14 marzo 2013, 22:40

Farid Mansouri:

Stefano Cacciani
Spesso i problemi di intolleranza sociale nascono dalle scarse occasioni di conoscenza reciproca tra comunità con tradizioni diverse, dal non rendersi conto del sentimento profondo che spinge chi viene da fuori, persone che vogliono semplicemente migliorare la propria vita e diventare cittadini con pieni diritti e doveri. È con questo spirito che si è celebrata nei giorni scorsi la «Giornata dell’ospitalità» nella sede della comunità islamica di via Campanini, una serata d’incontro e di socializzazione dal tema «Essere cittadino...e concittadino» che ha visto partecipare, tra gli altri, l’Imam Imad Moussalit, il sociologo dell’università di Parma Marco Deriu, l’assessore provinciale alle Pari opportunità Marcella Saccani e l’assessore comunale al Welfare Laura Rossi.
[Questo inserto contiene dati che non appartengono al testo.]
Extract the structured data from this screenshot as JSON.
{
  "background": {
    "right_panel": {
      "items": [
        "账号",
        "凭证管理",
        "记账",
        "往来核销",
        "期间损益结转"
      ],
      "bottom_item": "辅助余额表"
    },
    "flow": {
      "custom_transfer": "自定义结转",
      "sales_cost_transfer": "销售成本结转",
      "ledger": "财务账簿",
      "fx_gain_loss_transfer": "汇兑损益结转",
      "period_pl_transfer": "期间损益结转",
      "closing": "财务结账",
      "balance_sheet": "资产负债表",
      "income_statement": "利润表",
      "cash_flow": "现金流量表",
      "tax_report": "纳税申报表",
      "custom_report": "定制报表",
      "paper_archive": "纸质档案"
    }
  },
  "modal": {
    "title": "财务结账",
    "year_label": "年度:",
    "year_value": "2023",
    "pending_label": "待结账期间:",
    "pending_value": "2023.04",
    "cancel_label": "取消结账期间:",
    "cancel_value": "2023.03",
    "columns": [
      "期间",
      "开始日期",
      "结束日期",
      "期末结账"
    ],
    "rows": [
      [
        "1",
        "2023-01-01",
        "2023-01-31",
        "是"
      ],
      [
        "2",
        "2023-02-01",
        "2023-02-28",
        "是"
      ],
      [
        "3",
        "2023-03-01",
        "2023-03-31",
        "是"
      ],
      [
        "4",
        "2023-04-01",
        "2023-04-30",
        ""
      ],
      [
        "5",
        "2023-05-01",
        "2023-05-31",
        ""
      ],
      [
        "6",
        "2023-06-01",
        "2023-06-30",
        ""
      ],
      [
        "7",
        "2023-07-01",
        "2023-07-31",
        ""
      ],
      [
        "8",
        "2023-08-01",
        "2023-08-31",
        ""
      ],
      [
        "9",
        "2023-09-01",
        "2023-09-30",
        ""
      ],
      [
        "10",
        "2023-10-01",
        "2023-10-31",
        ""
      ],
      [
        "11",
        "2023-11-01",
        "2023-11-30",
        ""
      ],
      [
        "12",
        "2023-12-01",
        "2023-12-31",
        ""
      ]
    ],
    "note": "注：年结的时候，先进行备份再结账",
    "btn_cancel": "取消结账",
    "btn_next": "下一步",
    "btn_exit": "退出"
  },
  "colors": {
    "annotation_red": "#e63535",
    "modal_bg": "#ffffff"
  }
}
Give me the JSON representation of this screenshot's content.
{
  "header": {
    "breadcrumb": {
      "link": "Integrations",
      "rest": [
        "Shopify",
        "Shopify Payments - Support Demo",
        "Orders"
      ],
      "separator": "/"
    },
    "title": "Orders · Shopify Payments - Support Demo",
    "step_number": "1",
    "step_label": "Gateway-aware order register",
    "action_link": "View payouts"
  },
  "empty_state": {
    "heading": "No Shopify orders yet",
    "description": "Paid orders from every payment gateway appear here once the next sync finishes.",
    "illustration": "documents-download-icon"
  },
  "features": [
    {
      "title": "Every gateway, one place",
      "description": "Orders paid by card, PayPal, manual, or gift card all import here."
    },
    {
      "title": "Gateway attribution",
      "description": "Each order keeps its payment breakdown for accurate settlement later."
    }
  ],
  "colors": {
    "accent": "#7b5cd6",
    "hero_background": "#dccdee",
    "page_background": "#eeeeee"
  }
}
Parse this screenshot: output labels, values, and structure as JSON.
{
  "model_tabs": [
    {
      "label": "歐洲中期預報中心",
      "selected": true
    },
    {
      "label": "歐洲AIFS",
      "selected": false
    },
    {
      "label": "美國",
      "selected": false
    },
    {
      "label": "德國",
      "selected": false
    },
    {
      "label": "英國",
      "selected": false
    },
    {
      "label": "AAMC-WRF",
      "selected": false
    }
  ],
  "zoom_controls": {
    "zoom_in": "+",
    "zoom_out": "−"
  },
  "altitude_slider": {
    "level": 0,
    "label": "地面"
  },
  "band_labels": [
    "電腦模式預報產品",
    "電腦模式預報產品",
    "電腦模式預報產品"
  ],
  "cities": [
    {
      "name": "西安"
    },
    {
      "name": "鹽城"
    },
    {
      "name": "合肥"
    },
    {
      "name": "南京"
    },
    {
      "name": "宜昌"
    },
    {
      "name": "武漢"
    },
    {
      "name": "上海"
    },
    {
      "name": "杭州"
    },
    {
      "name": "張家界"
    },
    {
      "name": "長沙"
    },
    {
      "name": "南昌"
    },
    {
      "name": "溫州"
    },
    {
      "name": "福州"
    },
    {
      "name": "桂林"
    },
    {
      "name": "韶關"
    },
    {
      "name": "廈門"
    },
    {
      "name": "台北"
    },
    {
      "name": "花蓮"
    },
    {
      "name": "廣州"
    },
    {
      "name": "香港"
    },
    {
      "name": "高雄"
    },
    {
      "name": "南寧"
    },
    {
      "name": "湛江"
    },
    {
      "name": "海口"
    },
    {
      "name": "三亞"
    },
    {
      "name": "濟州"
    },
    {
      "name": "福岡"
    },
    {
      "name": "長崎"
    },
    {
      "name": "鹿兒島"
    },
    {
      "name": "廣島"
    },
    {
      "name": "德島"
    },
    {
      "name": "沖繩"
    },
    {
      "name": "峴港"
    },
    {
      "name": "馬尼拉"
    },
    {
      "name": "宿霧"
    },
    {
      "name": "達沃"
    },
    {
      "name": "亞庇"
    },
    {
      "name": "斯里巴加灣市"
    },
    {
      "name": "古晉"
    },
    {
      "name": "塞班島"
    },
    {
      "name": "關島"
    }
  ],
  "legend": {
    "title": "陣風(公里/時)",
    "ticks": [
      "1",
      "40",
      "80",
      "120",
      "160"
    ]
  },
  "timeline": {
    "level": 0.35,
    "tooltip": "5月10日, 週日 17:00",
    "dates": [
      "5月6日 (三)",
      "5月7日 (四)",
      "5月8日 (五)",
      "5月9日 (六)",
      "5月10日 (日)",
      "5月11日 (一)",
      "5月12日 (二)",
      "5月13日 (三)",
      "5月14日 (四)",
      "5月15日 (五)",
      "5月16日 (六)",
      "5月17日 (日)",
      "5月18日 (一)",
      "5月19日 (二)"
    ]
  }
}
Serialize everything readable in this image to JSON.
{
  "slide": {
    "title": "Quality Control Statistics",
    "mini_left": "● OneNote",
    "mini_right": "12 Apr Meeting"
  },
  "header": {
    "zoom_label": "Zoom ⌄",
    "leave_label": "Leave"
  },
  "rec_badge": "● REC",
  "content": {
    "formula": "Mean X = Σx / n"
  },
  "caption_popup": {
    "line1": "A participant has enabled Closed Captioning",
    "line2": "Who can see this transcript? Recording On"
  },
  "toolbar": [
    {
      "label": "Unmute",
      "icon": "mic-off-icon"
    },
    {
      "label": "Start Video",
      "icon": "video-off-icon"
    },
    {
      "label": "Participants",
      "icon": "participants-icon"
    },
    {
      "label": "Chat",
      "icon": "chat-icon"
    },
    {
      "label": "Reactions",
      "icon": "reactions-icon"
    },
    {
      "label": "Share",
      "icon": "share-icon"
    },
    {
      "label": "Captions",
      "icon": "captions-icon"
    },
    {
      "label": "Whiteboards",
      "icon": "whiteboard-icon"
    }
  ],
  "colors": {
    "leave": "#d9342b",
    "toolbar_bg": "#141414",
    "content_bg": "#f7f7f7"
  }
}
 «I problemi di integrazione esistono ancora, e sono dovuti ad un pregiudizio di tipo culturale - ha detto Farid Mansouri presidente dell’associazione culturale Comunità islamica di Parma – noi vogliamo superare questi problemi con iniziative come quella di questa sera: la giornata dell’ospitalità nasce infatti per mettere la sede e l’associazione al servizio della città, per rendere la nostra gente attiva e distruggere gli ostacoli che impediscono la conoscenza tra chi è autoctono e chi è immigrato, come ad esempio ritrovarsi per parlare e mangiare assieme. – ha proseguito Mansouri – Quel che vogliamo è sciogliere gli ostacoli dovuti al pregiudizio, evitare che si formino dei ghetti». Il tema della serata era legato proprio alla cittadinanza attiva, al concetto di cittadino, ovvero colui che per definizione, originario o abitante in uno Stato, ne possiede diritti e doveri. «La comunità islamica è un interlocutore formato da cittadini a tutti gli effetti dal punto di vista civile, da tantissime persone senza alcuna differenza in termini di diritti; questo, tra l’altro, significa che c'è piena libertà di culto per chi la pensa diversamente da noi – è stato l’intervento di Laura Rossi, che ha concluso dicendo come l’amministrazione voglia superare le divisioni che ancora esistono «perché nell’era moderna è necessario trovare il modo di vivere in modo integrato».